York se souvient de l'arrivée de Woll avec Boston College en 2016. Il était un talent brut, bien entendu, mais il y avait des qualités chez le jeune homme qui laissaient croire qu'une carrière dans la LNH n'était pas irréaliste.

À cet égard, on doit attribuer du mérite à York pour le développement de Woll.

Après tout, York est membre du Temple de la renommée du hockey et il est l'entraîneur le plus victorieux dans l'histoire de la NCAA (1123). Il est aussi le seul entraîneur de première division à avoir signé plus de 1000 victoires. Il a remporté cinq championnats en première division et il était reconnu pour identifier les plus grandes qualités chez un joueur, comme ç'a été le cas avec Woll.

« Son gabarit (6 pieds 3 pouces, 203 livres) et sa portée sont dignes d'un gardien typique de la LNH d'aujourd'hui, a mentionné York. Et sa flexibilité est impressionnante. Sa façon de bouger devant le filet, de se déplacer d'un poteau à l'autre et la place qu'il prend devant le filet… On a remarqué sa flexibilité et son gabarit en le regardant jouer.

« Et en apprenant à le connaître, nous avons découvert à quel point il est une personne de qualité. Il est un excellent coéquipier et il est respecté. »
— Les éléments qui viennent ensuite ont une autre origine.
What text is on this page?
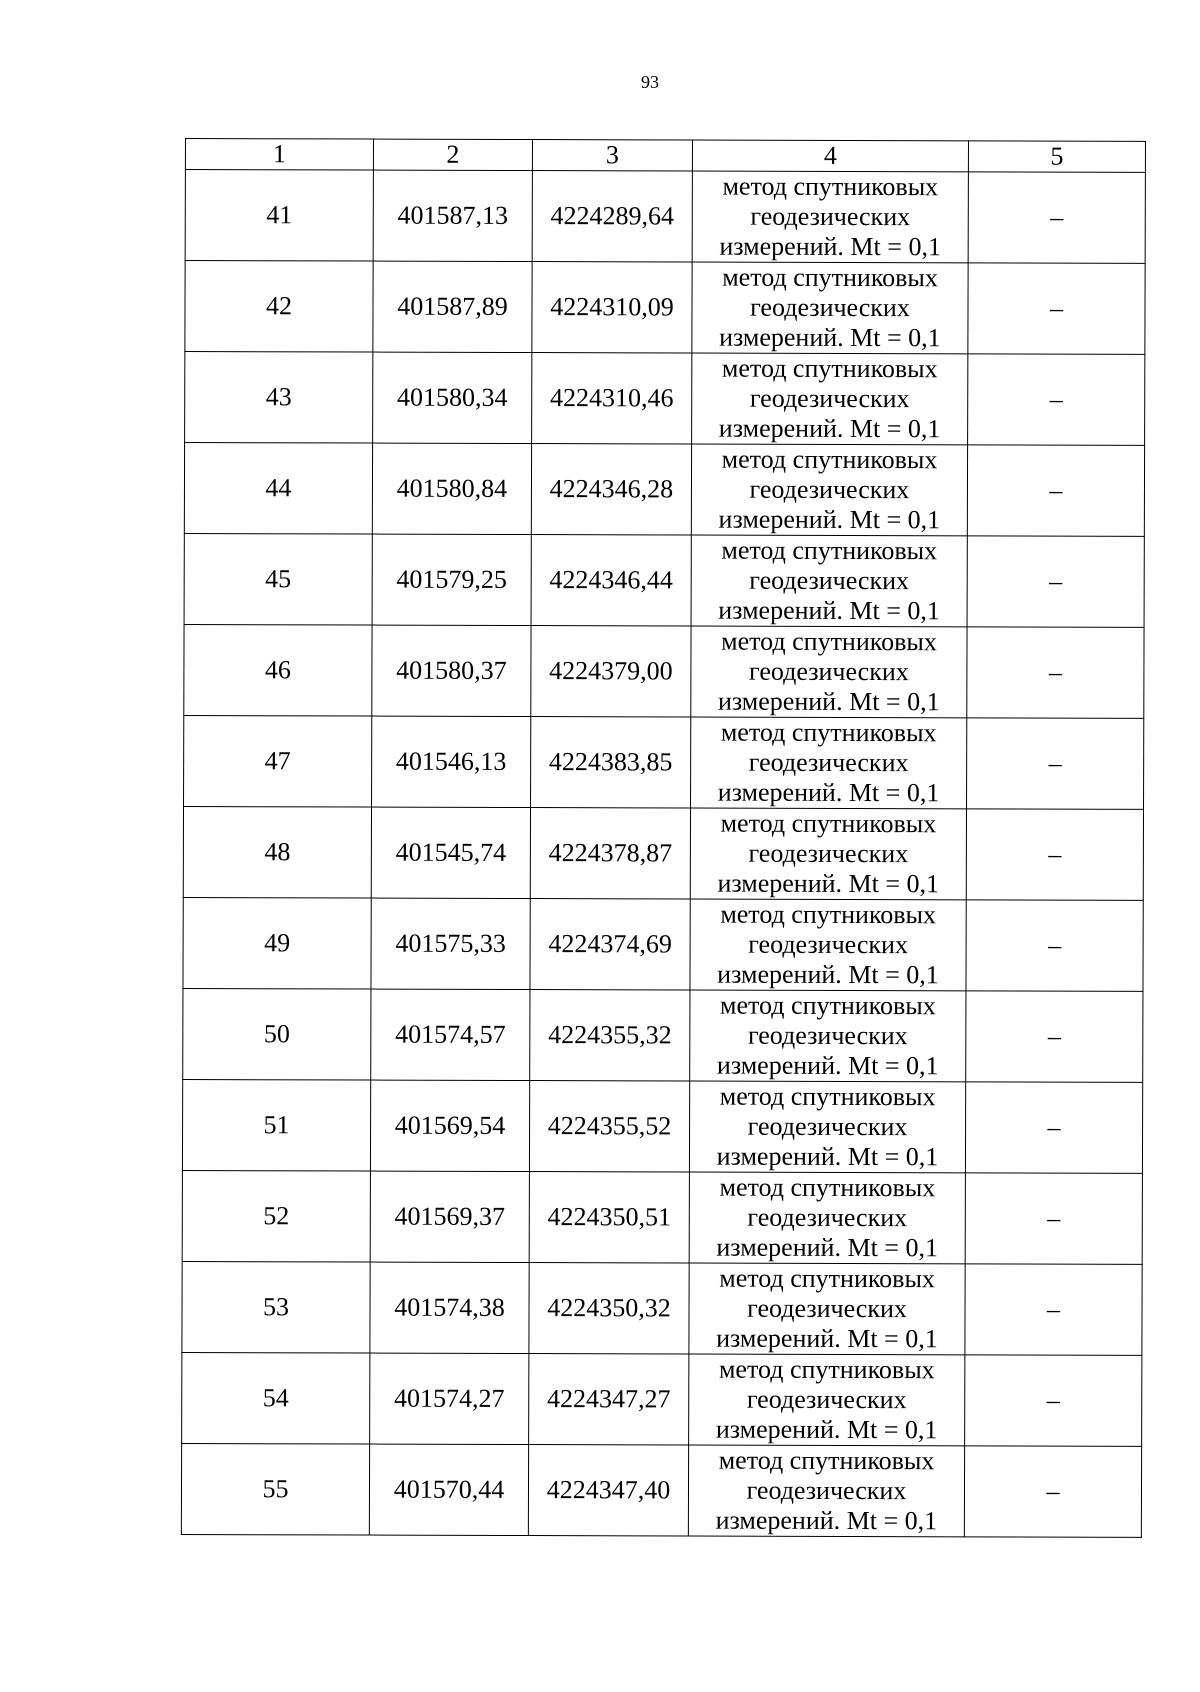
93
1	2	3	4	5
41	401587,13	4224289,64	метод спутниковых
геодезических
измерений. Mt = 0,1	–
42	401587,89	4224310,09	метод спутниковых
геодезических
измерений. Mt = 0,1	–
43	401580,34	4224310,46	метод спутниковых
геодезических
измерений. Mt = 0,1	–
44	401580,84	4224346,28	метод спутниковых
геодезических
измерений. Mt = 0,1	–
45	401579,25	4224346,44	метод спутниковых
геодезических
измерений. Mt = 0,1	–
46	401580,37	4224379,00	метод спутниковых
геодезических
измерений. Mt = 0,1	–
47	401546,13	4224383,85	метод спутниковых
геодезических
измерений. Mt = 0,1	–
48	401545,74	4224378,87	метод спутниковых
геодезических
измерений. Mt = 0,1	–
49	401575,33	4224374,69	метод спутниковых
геодезических
измерений. Mt = 0,1	–
50	401574,57	4224355,32	метод спутниковых
геодезических
измерений. Mt = 0,1	–
51	401569,54	4224355,52	метод спутниковых
геодезических
измерений. Mt = 0,1	–
52	401569,37	4224350,51	метод спутниковых
геодезических
измерений. Mt = 0,1	–
53	401574,38	4224350,32	метод спутниковых
геодезических
измерений. Mt = 0,1	–
54	401574,27	4224347,27	метод спутниковых
геодезических
измерений. Mt = 0,1	–
55	401570,44	4224347,40	метод спутниковых
геодезических
измерений. Mt = 0,1	–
Repêché par les Maple Leafs en troisième ronde (62e au total) en 2016, Woll s'est blessé à une épaule lorsqu'il jouait avec les Marlies de Toronto, dans la Ligue américaine de hockey, en mars 2022, puis il a eu un recul durant sa réadaptation. Comme si ce n'était pas suffisamment d'adversité, il s'est également blessé à une cheville durant cette période et il a raté tout le camp d'entraînement avant cette saison.

Il lui a fallu environ huit mois avant de revenir sur la glace avec les Marlies. C'est à ce moment-là qu'a commencé son ascension jusqu'au rôle de gardien partant en séries éliminatoires de la Coupe Stanley.

« Il est tout un compétiteur, a affirmé York. Tu dois payer le prix, et il l'a fait. C'est ce que tu dois faire pour jouer dans la LNH. Vous l'avez vu hier soir, n'est-ce pas?

« Il fait des progrès importants. Mais il a surmonté beaucoup de choses pour être là où il est aujourd'hui. Il est tout un compétiteur, il a un bon gabarit. Son éthique de travail. Il a toujours été du genre à persévérer. »

Il reste encore beaucoup de pain sur la planche pour les Maple Leafs. Quatre équipes dans l'histoire de la LNH ont remporté une série quatre de sept après avoir tiré de l'arrière 3-0.

Cela dit, l'attaquant des Maple Leafs Ryan O'Reilly est bien au fait de la magie que peut insuffler un gardien recrue. Il était un membre des Blues de St. Louis lorsque Jordan Binnington les a conduits à la Coupe Stanley en 2019.

O'Reilly a aimé ce qu'il a vu de Woll.

« J'ai aimé sa façon de s'échauffer, son calme et sa confiance dans tous les moments, a dit O'Reilly. C'est tellement impressionnant.

« D'entrer dans le match et de faire ce qu'il a fait, c'est extraordinaire. »

Jerry York ne pourrait pas être plus en accord.